Mata wanita berdarah Inggris itu melebar. “Marah besaaar! Sepanjang malam dia ceramah soal agama, atheis, agnostik, dosa dan neraka! Mama tidak bisa tidur dibuatnya.”

“Aduh, padahal kemarin Papa sendiri yang nyuruh Ken masak arsik hari ini.”

“Itu kan sebelum tahu Ken agnostik, Cella.”

“Terus sekarang gimana baiknya, Ma?”

“Papa masih pulas karena begadang semalaman.

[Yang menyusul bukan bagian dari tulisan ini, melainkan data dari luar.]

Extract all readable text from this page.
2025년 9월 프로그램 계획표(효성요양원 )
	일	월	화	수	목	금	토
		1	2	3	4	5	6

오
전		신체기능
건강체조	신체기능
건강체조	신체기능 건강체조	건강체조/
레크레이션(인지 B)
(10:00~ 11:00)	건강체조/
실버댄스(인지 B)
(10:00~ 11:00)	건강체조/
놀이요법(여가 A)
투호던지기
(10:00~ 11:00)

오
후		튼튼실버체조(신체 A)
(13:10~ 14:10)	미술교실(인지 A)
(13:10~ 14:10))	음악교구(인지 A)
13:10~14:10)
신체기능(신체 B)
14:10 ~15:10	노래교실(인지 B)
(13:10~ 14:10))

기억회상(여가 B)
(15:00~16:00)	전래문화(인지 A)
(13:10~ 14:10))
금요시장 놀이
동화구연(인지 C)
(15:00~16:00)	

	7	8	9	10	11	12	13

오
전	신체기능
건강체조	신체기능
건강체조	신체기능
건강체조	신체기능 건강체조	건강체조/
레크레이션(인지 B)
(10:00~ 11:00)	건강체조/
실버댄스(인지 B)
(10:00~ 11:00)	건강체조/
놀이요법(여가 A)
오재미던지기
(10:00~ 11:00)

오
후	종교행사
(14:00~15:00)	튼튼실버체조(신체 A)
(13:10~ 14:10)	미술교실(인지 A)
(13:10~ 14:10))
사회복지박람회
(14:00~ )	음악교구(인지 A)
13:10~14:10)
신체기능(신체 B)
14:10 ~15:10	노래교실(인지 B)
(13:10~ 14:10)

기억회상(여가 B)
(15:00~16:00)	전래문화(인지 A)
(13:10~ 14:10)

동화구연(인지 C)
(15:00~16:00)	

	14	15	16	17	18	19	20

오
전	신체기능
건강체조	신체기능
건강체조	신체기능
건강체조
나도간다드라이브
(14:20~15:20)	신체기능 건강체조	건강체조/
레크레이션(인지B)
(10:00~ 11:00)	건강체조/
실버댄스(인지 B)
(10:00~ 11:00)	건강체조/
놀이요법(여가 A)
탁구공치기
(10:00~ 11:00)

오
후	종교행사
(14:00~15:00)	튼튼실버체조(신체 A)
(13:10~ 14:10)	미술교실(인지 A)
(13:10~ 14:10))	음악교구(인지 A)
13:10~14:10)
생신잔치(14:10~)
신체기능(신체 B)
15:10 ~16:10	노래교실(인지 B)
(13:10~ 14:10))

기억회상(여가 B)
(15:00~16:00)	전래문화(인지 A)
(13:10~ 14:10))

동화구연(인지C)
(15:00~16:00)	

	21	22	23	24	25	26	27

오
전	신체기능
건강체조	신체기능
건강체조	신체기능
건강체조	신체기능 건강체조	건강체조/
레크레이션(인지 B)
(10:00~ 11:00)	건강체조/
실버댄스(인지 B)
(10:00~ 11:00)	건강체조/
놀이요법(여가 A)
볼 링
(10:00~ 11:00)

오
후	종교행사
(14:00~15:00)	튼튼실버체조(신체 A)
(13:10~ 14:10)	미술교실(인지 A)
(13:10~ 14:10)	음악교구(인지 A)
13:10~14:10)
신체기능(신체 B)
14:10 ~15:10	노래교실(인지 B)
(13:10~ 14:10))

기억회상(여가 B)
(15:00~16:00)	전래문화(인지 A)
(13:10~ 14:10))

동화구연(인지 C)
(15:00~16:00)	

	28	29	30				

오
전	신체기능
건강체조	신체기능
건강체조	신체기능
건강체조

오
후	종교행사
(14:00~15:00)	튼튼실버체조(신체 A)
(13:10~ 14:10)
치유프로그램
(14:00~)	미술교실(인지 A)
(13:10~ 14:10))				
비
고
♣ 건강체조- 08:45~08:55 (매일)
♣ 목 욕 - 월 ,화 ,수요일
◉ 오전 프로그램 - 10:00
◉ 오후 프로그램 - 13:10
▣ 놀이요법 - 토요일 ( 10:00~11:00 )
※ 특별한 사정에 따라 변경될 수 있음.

Suruh Ken lebih cepat masaknya, habis itu pulang.”

“Cella enggak tega menyuruh Ken pulang. Dia baik banget.”

“Nanti kalau dia dimaki – maki Papa lagi bagaimana? Mama tidak tega.”

Cella berpikir sejenak. “Kayaknya Ken tahan banting, kok. Enggak papa aja kali.”

Mama Cella mengembuskan napas panjang. “Iya, mudah – mudahan Papa enggak ngamuk lagi. Udah Cel, Mama ke kamar lagi, temani Papa biar tidurnya pulas sampai siang nanti.”

Mama Cella berbalik hendak naik ke lantai dua. Malang bagi mereka, Berto sudah berjalan menuruni tangga menuju tempat mereka berdiri.

“Kamu, Cel! Kebetulan. Yuk temani Papa jalan – jalan pagi!” ajak sang mantan hakim dengan wajah semringah yang dihiasi seringai penuh arti.

Cella tahu, bila jalan – jalan seperti itu artinya sang ayah akan memberikan orasi yang berisi petuah bijak dari zaman dahulu, hingga isi kitab suci. Biasanya Cella berusaha menghindar. Namun saat ini ia dengan senang hati pergi bersama sang ayah demi menjauhkan lelaki itu dari Ken.

“Tunggu sebentar, Cella ganti baju dulu, Pa.”

Setelah anaknya berlalu, Berto duduk di ruang makan sembari menyeruput teh panas. Hening suasana rumah membuat suara dari dapur terdengar sayup – sayup. Berto meletakkan cangkir teh dan menegakkan tubuh. Matanya awas menatap ke arah dapur.

“Kok ada suara laki – laki? Itu bukan suara Pendi, ‘kan?” tanya Berto. “Lagipula hari Minggu Pendi libur.”

Mama Cella hanya diam saja. Berto, tanpa menunggu jawaban sang istri, mendatangi sumber suara. Ia berhenti di depan pintu dapur dengan berkacak pinggang. Wajahnya merona merah dan matanya membelalak.

“Kamu lagi!” hardiknya dengan suara menggelegar.

Si Bibi dan Ken sampai terjingkat karena kaget.

“Oh, iya Om. Ini saya lagi,” sahut Ken sambil sedikit menunduk untuk memberi hormat. Setelah itu ia bergerak cepat ke wastafel untuk membersihkan tangan dari darah ikan.

“Ngapain lagi kamu ke sini? Mau melawan saya? Berani -beraninya masuk ke rumah saya tanpa izin!”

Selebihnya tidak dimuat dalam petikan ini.